The idea is this: we can accept as public truth and as "daytime" knowledge the facts about our world and ourselves as revealed through physics, cosmology, evolutionary psychology, cognitive science, neuroscience, geology, etc., while maintaining our faith in our religious heritage. We can still believe in Jesus Christ as our savior and be guided by the wisdom in the Bible while knowing that the earth really is four and a half billion years old and that, yes, we did indeed evolve from a long extinct ape-like creature.
It might be that Dowd is inventing a discipline. Call it Evolutionary Theology. Because we are educated we know that evolution is a fact; and because we believe in a God who cares and is intimately involved in this world, we therefore must see evolution as God's way of working in this world. But can the denotative words of the Bible be reconciled with such an understanding? Dowd's way around this conundrum is to understand that the Bible, inspired by God, was written in a way comprehendible to the people at the time, using words and images and ideas consistent with their world view. To write in the way of the modern world with the modern understanding would be unintelligible to those people and counterproductive.
This is a nice dodge (if I may) with some plausibility. I am satisfied with just saying that where the Bible is denotatively wrong, it is agreeable to interpret it symbolically.

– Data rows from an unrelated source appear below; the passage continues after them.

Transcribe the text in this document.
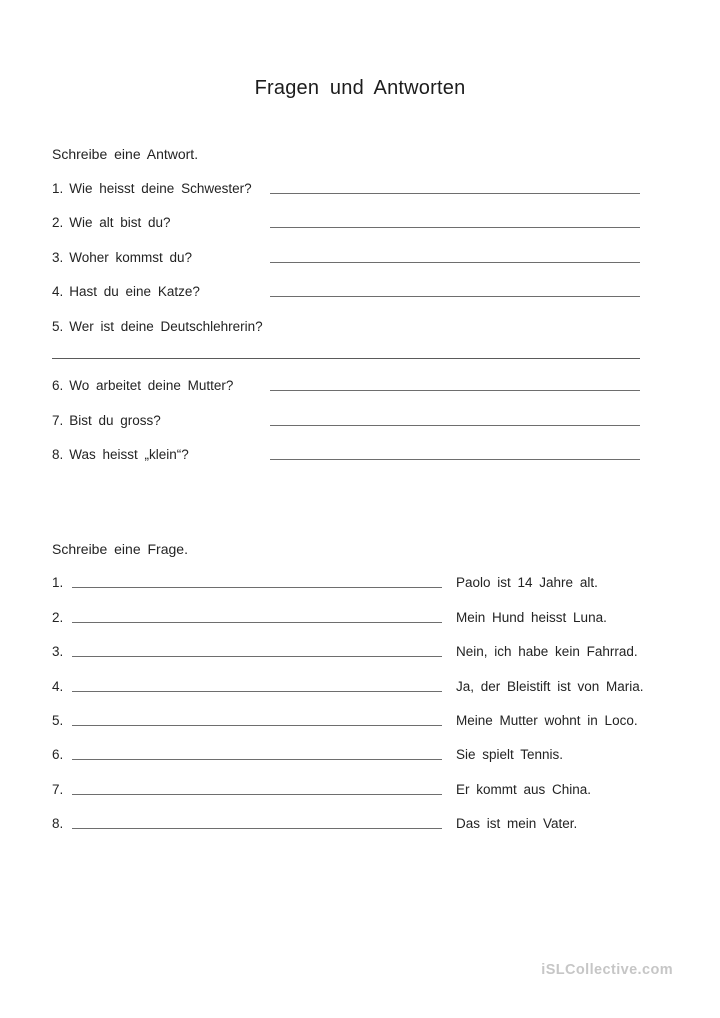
Fragen und Antworten
Schreibe eine Antwort.
1. Wie heisst deine Schwester?
2. Wie alt bist du?
3. Woher kommst du?
4. Hast du eine Katze?
5. Wer ist deine Deutschlehrerin?
6. Wo arbeitet deine Mutter?
7. Bist du gross?
8. Was heisst „klein“?
Schreibe eine Frage.
1.	Paolo ist 14 Jahre alt.
2.	Mein Hund heisst Luna.
3.	Nein, ich habe kein Fahrrad.
4.	Ja, der Bleistift ist von Maria.
5.	Meine Mutter wohnt in Loco.
6.	Sie spielt Tennis.
7.	Er kommt aus China.
8.	Das ist mein Vater.
iSLCollective.com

Dowd shies away from this direct approach because it would not help him with his consilience since evangelicals and others who believe in the literal truth of the Bible are sworn enemies of symbolic interpretations.
Dowd wants to celebrate evolution as our "cherished creation story." (p. 37) He sees facts as "God's native tongue." (p. 68) He makes a distinction between the "day language" of fact and the "night language" of meaning, between public revelation and private revelation, between reason and reverence (see especially p. 104). In this way differing utterances and experiences can be reconciled. I was especially enthralled because a friend of mine had the most intense dreams and visions in which she saw truths about the "other side" that she wanted so much for us all to accept. My way of accepting her views without compromising my own beliefs and experiences, was to refer to "public truths" and "private truths." No one can deny your experience. It is "true," but it is a private truth. Of course some people want more than that. They want their truth to be the public truth, and therein lies a problem of immense force: think of the differences between Christianity and Islam, between both of them and, say, Buddhism.

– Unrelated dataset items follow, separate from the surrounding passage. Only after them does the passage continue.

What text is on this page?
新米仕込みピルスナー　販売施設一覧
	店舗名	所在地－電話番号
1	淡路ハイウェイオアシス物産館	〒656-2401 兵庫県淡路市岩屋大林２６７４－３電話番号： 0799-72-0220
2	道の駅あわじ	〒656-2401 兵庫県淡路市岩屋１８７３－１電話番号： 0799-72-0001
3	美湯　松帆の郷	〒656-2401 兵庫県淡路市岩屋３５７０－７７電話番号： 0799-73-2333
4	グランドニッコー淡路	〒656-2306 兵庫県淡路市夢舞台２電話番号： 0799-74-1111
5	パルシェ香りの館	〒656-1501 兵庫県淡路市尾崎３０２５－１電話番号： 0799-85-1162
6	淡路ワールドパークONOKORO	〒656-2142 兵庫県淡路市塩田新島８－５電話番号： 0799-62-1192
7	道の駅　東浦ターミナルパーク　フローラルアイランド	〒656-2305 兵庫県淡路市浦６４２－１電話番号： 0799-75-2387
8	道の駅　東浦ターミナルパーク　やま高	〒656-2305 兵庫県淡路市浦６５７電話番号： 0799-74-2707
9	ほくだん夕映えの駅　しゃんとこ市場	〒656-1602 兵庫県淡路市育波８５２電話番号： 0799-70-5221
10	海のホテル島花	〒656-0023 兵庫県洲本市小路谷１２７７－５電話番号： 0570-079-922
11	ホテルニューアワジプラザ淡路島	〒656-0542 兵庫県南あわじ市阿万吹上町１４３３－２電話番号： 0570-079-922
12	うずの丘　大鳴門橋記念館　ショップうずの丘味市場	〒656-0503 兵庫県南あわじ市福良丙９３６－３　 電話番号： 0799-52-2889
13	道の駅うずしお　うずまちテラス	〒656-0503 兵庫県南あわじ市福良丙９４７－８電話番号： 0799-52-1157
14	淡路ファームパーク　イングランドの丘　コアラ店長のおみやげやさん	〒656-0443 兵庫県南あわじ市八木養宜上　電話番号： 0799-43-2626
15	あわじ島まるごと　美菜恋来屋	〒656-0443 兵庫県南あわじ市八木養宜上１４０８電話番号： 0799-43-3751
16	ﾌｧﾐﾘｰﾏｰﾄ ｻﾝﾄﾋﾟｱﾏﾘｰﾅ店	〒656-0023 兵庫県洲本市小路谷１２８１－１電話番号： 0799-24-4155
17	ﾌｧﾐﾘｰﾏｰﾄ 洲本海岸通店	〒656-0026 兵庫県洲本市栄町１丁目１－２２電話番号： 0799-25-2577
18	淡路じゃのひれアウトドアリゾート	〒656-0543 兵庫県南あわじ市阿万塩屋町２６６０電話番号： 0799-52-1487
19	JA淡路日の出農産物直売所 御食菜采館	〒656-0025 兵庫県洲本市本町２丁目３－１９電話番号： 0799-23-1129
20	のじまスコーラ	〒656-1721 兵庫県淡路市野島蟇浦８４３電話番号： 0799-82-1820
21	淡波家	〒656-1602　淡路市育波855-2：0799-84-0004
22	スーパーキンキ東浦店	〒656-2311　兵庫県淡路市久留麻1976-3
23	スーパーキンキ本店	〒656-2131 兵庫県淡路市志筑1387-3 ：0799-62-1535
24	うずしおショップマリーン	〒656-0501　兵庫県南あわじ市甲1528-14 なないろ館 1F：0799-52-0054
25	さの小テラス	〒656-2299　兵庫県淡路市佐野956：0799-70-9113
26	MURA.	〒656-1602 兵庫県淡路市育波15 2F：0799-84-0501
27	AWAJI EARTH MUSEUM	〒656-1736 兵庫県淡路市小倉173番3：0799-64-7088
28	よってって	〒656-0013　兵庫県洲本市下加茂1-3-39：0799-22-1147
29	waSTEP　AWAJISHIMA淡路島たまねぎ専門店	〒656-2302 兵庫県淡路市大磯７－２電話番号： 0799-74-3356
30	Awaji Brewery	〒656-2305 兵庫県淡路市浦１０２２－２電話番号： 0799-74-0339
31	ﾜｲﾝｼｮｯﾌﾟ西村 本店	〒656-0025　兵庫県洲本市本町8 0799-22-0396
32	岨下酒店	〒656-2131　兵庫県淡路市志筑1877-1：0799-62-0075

Dowd defines God as "the Ultimate Whole of Reality" (p. 77) and a wonderful definition it is! How tiny, how petty, how insignificant and sadly anthropomorphic seem the lesser gods! Dowd writes, "God cannot be limited to the world we humans can sense, measure, and comprehend: Ultimate Reality transcends and includes all that we can possibly know, experience, and even imagine." (p. 109) He goes on to reveal that the God he believes in is like the God of the Vedas, Ineffable and indescribable: "Any 'God' that can be believed in or not believed in is a trivialized notion of the divine." (p. 109)
Dowd calls the Big Bang of cosmology the "Great Radiance," and again what a way with words and ideas he has. He involves us all personally with the cosmic act of creation by reminding us that we are star dust, that we are the universe becoming conscious of itself. This identification with all of creation is a marvelous thing. Instead of narrowing identifying with only our group or nation or religion how much better it is to identify with the entire cosmos. There is great sense of freedom and wonder in doing so, and how petty seem these worldly conflicts when measured against the stars.
One of Dowd's most compelling and wondrous ideas is to recognize that the entire universe is evolving. He writes, quoting physicist Brian Swimme, "Earth, once molten rock, now sings opera." (p. 121) And we are an integral part of that evolution. Instead of being alone in a vast, uncaring, mindless universe, we are "a mode of being...an expression of the Universe. We didn't come into the world; we grew out from it, like a peach grows out of a peach tree." (pp. 120-121)
In short, what Michael Dowd has done in this remarkable book is to reconcile science with the tenets of the ancient religions, especially the Christianity he was born into. In a sense this a distinction between what he calls "flat-earth" Christianity and "evolutionary" Christianity. Throughout Dowd demonstrates a strikingly thorough understanding of evolutionary psychology, cognitive science and neuroscience, not to mention cosmology and even some physics. I say "strikingly" because it is so rare for someone formally trained in theology to have such a broad education. After this book achieves the kind of currency I expect it to achieve, perhaps the clergy will be respected (as they once were) as truly knowledgeable people.